When the weather is nice, do you find your students (and yourself!) staring out the window and wishing you were outside rather than in the classroom? I absolutely do – so why not take the learning outside when you can? Outdoor learning doesn’t have to be a significant investment in the setup; keeping things simple can benefit students and their learning in a variety of ways.
Benefits of Outdoor Learning Activities
The best part of outdoor learning is it is adaptable to any subject. So whatever you’re teaching, when you shift to teaching secondary students outside, there are a number of benefits for students, their mental health, and their overall learning.
Here are some suggested outdoor learning activities and five benefits that I’ve seen first-hand when I’ve taken my students to learn outside.
- Active learning: Teaching outside can provide students with opportunities to learn through hands-on, experiential activities that actively engage them in the learning process.
Some simple no-fuss options include moving discussions or readings to outdoor spaces. If you’re teaching science classes then conduct experiments or collect data in natural settings. Add in more movement with a scavenger hunt like this Earth Science-focused photographic option. Or make specific connections to specific lessons with this Environmental Connections Unit that asks “What are connections within our environment?” where students can learn, observe, research, and debate.
- Improved engagement: Many students find traditional classroom settings to be monotonous and may disengage from the learning process, especially when the weather gets nicer in some parts of the world. Moving the classroom outside can provide a change of scenery that can help to re-engage students and keep them interested in the material.
One way to encourage this engagement is to get students to pitch locations for learning, within parameters of course! Where around the school would they like to go? Is it the bleachers near the field or perhaps there’s a shady spot with some good trees to explore (and/or lean against!).
- Enhancing creativity: Outdoor learning can help to foster creativity and innovation by encouraging students to think outside the box and come up with unique solutions to problems. This can be particularly helpful in subjects such as art and design, where students can be inspired by natural surroundings.
Use this as an opportunity to learn outside by solving outdoor ‘problems’. What is an issue that people encounter outside and what solutions can students propose for the problem? Take it outside to research and then test these solutions. This engineering-design and critical thinking process is a great way to develop students’ soft skills with problem-solving and creative and critical thinking.
- Social-emotional learning: Outdoor learning can also provide opportunities for social-emotional learning, such as team building, leadership skills, and communication skills through collaborative outdoor activities.
Think about what you do in class early or late in the year to build relationships in class, what can be done outside? Then consider what activities you do in class that might be adaptable to learning outside.

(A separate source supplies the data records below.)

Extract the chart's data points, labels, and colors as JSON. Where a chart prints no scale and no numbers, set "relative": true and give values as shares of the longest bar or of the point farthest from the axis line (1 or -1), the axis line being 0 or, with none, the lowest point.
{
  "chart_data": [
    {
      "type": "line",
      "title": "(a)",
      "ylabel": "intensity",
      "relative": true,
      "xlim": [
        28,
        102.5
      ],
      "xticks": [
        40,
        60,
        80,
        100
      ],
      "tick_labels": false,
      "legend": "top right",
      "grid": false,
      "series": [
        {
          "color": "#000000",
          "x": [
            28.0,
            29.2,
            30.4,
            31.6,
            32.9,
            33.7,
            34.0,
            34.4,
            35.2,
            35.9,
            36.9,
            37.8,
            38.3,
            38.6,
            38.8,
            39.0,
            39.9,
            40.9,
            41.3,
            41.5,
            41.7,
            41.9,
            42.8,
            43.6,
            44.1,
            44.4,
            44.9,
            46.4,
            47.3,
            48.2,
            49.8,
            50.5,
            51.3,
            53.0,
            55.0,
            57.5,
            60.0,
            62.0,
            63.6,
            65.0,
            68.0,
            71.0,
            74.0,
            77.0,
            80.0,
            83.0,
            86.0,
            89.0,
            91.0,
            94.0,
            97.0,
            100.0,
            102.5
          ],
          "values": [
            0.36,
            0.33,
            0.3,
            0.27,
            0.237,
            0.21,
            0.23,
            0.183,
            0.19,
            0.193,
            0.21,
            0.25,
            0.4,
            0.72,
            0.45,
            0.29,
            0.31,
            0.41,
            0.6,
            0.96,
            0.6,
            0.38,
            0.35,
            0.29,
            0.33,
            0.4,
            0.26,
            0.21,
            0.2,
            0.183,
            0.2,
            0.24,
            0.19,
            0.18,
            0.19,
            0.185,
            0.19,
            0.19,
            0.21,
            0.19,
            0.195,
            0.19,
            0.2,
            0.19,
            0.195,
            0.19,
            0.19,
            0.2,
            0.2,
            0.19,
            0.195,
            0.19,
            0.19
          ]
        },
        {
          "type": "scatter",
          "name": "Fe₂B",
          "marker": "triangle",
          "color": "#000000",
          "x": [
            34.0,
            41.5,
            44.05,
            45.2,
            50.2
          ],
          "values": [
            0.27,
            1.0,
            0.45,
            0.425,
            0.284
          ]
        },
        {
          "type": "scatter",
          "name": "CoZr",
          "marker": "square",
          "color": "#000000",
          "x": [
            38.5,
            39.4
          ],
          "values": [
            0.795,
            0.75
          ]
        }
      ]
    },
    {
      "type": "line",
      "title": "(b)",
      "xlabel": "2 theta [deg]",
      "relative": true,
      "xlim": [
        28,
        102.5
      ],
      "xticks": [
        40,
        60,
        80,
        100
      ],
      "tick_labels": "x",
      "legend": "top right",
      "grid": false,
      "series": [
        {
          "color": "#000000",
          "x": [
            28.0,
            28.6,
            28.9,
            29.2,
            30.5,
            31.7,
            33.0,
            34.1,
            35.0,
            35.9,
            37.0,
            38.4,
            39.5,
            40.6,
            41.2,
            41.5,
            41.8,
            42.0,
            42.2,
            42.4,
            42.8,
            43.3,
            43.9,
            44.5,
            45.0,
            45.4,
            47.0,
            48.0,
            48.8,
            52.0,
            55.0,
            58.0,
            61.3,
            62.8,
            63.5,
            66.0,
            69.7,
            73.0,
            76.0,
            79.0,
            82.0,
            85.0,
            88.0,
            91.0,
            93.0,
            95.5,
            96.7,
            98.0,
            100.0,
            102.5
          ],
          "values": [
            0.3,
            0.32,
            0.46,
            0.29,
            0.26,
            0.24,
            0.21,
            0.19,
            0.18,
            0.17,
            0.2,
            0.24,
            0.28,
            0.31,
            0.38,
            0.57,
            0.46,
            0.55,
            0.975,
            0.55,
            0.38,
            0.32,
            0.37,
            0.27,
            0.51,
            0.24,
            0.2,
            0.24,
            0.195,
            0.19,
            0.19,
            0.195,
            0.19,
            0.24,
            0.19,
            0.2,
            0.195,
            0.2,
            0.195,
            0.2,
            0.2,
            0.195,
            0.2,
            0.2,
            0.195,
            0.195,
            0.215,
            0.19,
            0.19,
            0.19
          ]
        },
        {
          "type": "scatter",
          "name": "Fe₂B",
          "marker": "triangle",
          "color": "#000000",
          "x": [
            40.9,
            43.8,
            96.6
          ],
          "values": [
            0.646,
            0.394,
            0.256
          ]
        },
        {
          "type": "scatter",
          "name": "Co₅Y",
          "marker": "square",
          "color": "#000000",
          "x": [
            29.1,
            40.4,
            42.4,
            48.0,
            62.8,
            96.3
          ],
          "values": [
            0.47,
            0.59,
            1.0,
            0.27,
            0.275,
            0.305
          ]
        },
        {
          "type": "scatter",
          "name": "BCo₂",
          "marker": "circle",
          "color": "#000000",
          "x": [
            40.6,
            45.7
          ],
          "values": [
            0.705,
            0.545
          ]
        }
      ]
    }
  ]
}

Again, this doesn’t have to be something that requires a lot of prep but it does require some strong classroom management skills since the boundaries of four walls and access inside/outside to restrooms becomes something else to navigate. This is why I tend to keep outdoor learning to late in the school year when we’ve had a chance to establish a solid foundation for behavior and classroom guidelines.
- Connection to nature: Spending time outdoors can help students develop a deeper connection to the natural world, which can foster a sense of environmental stewardship and a desire to protect the planet. This is particularly important in an age where issues such as climate change and environmental degradation are becoming more pressing.
This connection to nature can be about observing it on school property. Make it an assessment of the area to examine what elements of the natural environment are present and functional on campus. Students might even take the opportunity to propose a project or lobby for changes from the admin or school board; early opportunities for community activism can shape later environmental stewardship!
Last Words on Learning Outside
Outdoor learning really has many benefits but it doesn’t require a bit of preparation before leaving the four walls of the classroom.
Here are some teacher tips that I’ve learned from experience:
- Make sure to ask admin for approval.
- Assess the area before bringing students outside (make sure it is prepped and ready).
- Clarify student expectations before going outside.
- Have materials ready to go. (This might also mean some hats and sunscreen too!)
And when you’re outside make sure you also take a moment to take a deep breath because all of the benefits listed in this post are also benefits for the teacher too!